The demands for yet more sacrifice from working people are being made as the social crisis in Ireland worsens. Last week, unemployment rose once again to its highest rate since the onset of the crisis. Officially, 14.8 percent currently find themselves out of work, and the total number of those in employment, 1.7 million, is the lowest level in almost a decade.

A report in the Irish Times claimed that the health service was over budget for 2012 by €145 million at the end of March, prompting calls for more cuts to be announced.

Rising joblessness has been compounded by the announcement of several large-scale layoffs over the past month. The Bank of Ireland revealed plans for a voluntary redundancy scheme to cut at least 1,000 jobs from its workforce of 13,200. Already, more than 2,000 bank employees have lost their jobs since the crisis began in 2008. Other banks have also reduced their workforce, with Ulster Bank laying off 950 in March, and Anglo-Irish planning to cut 1,000 jobs by the end of the year.

Irish Rail has released details of plans to cut between 450 and 500 jobs, while at pharmaceutical manufacturer Pfizer, 177 job cuts will be made at two facilities in Cork.

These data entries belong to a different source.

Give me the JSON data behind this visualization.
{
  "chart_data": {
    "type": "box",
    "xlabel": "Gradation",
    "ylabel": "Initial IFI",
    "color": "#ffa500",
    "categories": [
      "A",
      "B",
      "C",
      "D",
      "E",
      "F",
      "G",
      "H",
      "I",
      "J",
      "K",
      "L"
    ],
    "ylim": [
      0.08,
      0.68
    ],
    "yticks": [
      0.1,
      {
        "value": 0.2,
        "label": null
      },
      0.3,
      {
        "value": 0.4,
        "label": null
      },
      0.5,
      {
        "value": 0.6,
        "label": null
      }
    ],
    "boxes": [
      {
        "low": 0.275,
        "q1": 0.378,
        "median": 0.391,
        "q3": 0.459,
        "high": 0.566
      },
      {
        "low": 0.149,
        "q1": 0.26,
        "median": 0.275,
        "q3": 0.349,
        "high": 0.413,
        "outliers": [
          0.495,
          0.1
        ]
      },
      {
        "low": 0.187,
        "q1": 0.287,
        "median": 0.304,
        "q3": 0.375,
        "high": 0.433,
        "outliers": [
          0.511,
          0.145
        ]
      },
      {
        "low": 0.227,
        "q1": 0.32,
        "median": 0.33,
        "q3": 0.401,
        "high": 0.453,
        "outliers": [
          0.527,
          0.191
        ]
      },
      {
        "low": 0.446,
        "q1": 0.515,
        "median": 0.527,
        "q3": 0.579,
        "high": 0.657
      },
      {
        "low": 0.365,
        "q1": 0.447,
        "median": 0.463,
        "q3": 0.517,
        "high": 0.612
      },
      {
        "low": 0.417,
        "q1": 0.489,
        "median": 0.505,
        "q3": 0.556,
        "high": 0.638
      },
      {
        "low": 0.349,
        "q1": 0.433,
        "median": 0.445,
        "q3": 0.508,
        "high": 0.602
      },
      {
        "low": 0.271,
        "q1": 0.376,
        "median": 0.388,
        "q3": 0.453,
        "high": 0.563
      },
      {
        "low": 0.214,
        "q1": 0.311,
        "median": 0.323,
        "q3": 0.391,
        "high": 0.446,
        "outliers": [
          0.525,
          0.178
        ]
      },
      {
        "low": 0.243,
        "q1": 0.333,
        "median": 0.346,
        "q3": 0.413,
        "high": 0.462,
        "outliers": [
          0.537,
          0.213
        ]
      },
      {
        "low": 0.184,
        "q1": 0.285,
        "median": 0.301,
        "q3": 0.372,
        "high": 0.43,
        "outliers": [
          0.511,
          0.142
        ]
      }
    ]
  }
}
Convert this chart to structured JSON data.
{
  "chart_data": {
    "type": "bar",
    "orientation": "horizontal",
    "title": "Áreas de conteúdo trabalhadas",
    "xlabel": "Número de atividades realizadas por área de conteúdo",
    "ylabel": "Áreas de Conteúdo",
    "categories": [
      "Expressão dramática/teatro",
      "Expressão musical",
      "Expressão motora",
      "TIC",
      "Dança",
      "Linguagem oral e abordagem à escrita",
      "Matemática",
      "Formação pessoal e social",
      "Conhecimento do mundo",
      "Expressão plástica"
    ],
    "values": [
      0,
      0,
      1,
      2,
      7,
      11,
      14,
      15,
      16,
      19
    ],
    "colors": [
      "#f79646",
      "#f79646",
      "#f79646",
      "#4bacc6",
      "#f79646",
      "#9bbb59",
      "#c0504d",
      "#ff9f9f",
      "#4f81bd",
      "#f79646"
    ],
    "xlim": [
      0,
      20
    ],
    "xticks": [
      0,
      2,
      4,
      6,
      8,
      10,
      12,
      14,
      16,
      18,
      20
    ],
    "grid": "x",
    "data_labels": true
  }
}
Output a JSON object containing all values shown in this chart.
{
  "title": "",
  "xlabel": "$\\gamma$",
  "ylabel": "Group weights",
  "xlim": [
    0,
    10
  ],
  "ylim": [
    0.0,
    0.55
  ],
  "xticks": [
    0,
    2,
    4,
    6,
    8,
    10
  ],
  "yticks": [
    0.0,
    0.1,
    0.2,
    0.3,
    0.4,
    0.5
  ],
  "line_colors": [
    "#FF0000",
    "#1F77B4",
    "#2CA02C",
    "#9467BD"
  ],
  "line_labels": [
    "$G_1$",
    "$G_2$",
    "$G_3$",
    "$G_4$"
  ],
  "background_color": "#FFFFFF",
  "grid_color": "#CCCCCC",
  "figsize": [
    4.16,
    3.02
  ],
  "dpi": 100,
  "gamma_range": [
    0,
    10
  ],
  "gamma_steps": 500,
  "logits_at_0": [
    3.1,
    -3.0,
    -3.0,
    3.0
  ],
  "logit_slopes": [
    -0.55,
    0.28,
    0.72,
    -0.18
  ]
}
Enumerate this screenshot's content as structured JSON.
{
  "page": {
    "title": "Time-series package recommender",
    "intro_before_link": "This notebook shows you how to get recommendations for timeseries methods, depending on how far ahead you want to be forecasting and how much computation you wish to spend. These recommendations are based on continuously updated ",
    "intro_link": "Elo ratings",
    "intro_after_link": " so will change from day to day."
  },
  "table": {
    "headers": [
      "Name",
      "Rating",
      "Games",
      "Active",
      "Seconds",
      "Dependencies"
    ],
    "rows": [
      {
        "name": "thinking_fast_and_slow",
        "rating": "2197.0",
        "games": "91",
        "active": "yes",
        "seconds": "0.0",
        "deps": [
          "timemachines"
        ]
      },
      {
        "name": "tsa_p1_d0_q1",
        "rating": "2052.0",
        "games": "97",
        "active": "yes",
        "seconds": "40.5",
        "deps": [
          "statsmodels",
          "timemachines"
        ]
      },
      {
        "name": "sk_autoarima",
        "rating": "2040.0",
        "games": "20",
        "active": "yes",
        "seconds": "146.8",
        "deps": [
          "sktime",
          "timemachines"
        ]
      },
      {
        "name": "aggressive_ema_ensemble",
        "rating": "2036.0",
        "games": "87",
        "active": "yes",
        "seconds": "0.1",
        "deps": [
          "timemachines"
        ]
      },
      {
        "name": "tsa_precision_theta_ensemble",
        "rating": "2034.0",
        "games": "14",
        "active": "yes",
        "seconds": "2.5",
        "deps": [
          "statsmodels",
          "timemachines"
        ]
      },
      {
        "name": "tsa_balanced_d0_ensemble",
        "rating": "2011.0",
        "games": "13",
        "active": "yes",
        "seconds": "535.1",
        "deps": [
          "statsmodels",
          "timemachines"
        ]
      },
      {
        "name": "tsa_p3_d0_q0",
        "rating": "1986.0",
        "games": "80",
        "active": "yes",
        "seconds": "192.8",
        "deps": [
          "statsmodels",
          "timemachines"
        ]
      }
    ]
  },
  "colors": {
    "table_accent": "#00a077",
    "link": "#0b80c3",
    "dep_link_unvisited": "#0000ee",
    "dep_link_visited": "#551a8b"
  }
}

The job cuts at Pfizer are particularly significant, with the multinational being one of the biggest investors in Ireland over the past decade. The government’s incessant claims about the coming economic recovery have been premised on maintaining the presence of such global corporations.

Government officials, including Prime Minister Enda Kenny, have repeatedly assured big business that no move to raise corporation tax from its level of 12.5 percent will be made. They have pledged to continue with more labour market reforms, designed to maintain Ireland’s global competitiveness as a low-wage platform.